Many expect that ownership structure to be wiped out in bankruptcy, a move some analysts see as necessary if the airline is going to make difficult decisions that could hurt employees.
Ray Neidl, an airline analyst with Blaylock & Partners in New York, called the employee ownership plan "a hindrance to running the company." He said United must find a way to cut costs while keeping employees motivated.
If the airline succeeds in getting employees to take bigger cuts, other airlines will likely follow suit in an effort to be more competitive with lower-cost rivals.
American Airlines, which passed United to become the world's largest last year when it acquired Trans World Airways, asked employees Friday to forgo pay raises next year as part of an effort to trim its costs by $3 billion to $4 billion.

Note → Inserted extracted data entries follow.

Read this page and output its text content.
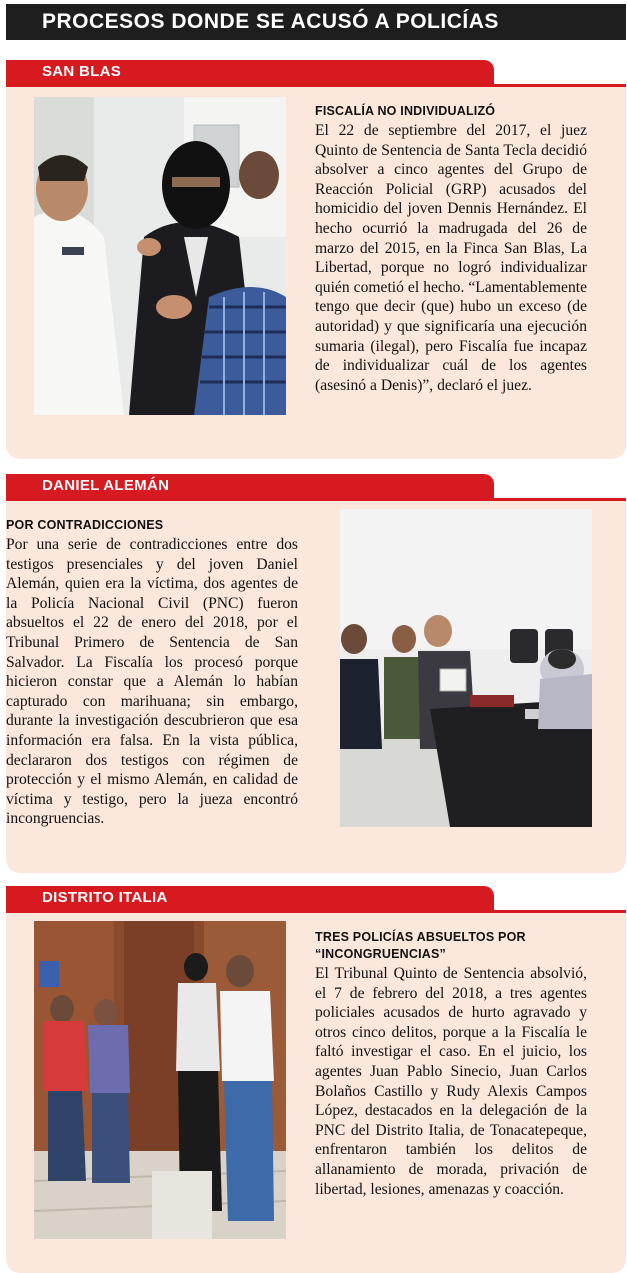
PROCESOS DONDE SE ACUSÓ A POLICÍAS
SAN BLAS
FISCALÍA NO INDIVIDUALIZÓ
El 22 de septiembre del 2017, el juez Quinto de Sentencia de Santa Tecla decidió absolver a cinco agentes del Grupo de Reacción Policial (GRP) acusados del homicidio del joven Dennis Hernández. El hecho ocurrió la madrugada del 26 de marzo del 2015, en la Finca San Blas, La Libertad, porque no logró individualizar quién cometió el hecho. “Lamentablemente tengo que decir (que) hubo un exceso (de autoridad) y que significaría una ejecución sumaria (ilegal), pero Fiscalía fue incapaz de individualizar cuál de los agentes (asesinó a Denis)”, declaró el juez.
DANIEL ALEMÁN
POR CONTRADICCIONES
Por una serie de contradicciones entre dos testigos presenciales y del joven Daniel Alemán, quien era la víctima, dos agentes de la Policía Nacional Civil (PNC) fueron absueltos el 22 de enero del 2018, por el Tribunal Primero de Sentencia de San Salvador. La Fiscalía los procesó porque hicieron constar que a Alemán lo habían capturado con marihuana; sin embargo, durante la investigación descubrieron que esa información era falsa. En la vista pública, declararon dos testigos con régimen de protección y el mismo Alemán, en calidad de víctima y testigo, pero la jueza encontró incongruencias.
DISTRITO ITALIA
TRES POLICÍAS ABSUELTOS POR “INCONGRUENCIAS”
El Tribunal Quinto de Sentencia absolvió, el 7 de febrero del 2018, a tres agentes policiales acusados de hurto agravado y otros cinco delitos, porque a la Fiscalía le faltó investigar el caso. En el juicio, los agentes Juan Pablo Sinecio, Juan Carlos Bolaños Castillo y Rudy Alexis Campos López, destacados en la delegación de la PNC del Distrito Italia, de Tonacatepeque, enfrentaron también los delitos de allanamiento de morada, privación de libertad, lesiones, amenazas y coacción.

"On the one hand, [a United bankruptcy] is good for the rest of the industry in that it will no doubt over time result in a smaller United, and since the industry is suffering from excess capacity, that will benefit it," said Morrison, the economics professor.
The carrier's labor problems accelerated in 2000 when it moved to acquire US Airways Group Inc. of Arlington, Va., parent of US Airways. That deal, which was abandoned in 2001 after federal regulators raised antitrust concerns, contributed to tensions with its pilots union, which feared the $12.3 billion merger would affect pilot seniority. United later gave its pilots a contract that raised pay by more than 25 percent.
Analysts said that move set the stage for a financial crisis when the economy began to slump, followed by the Sept. 11 terrorist hijackings that involved two United planes.
The carrier lost a record $2.1 billion last year and $1.7 billion through the third quarter of this year. The industry as a whole is projected to lose more than $8 billion in 2002. That comes on top of $7 billion in losses last year.
The Associated Press contributed to this article.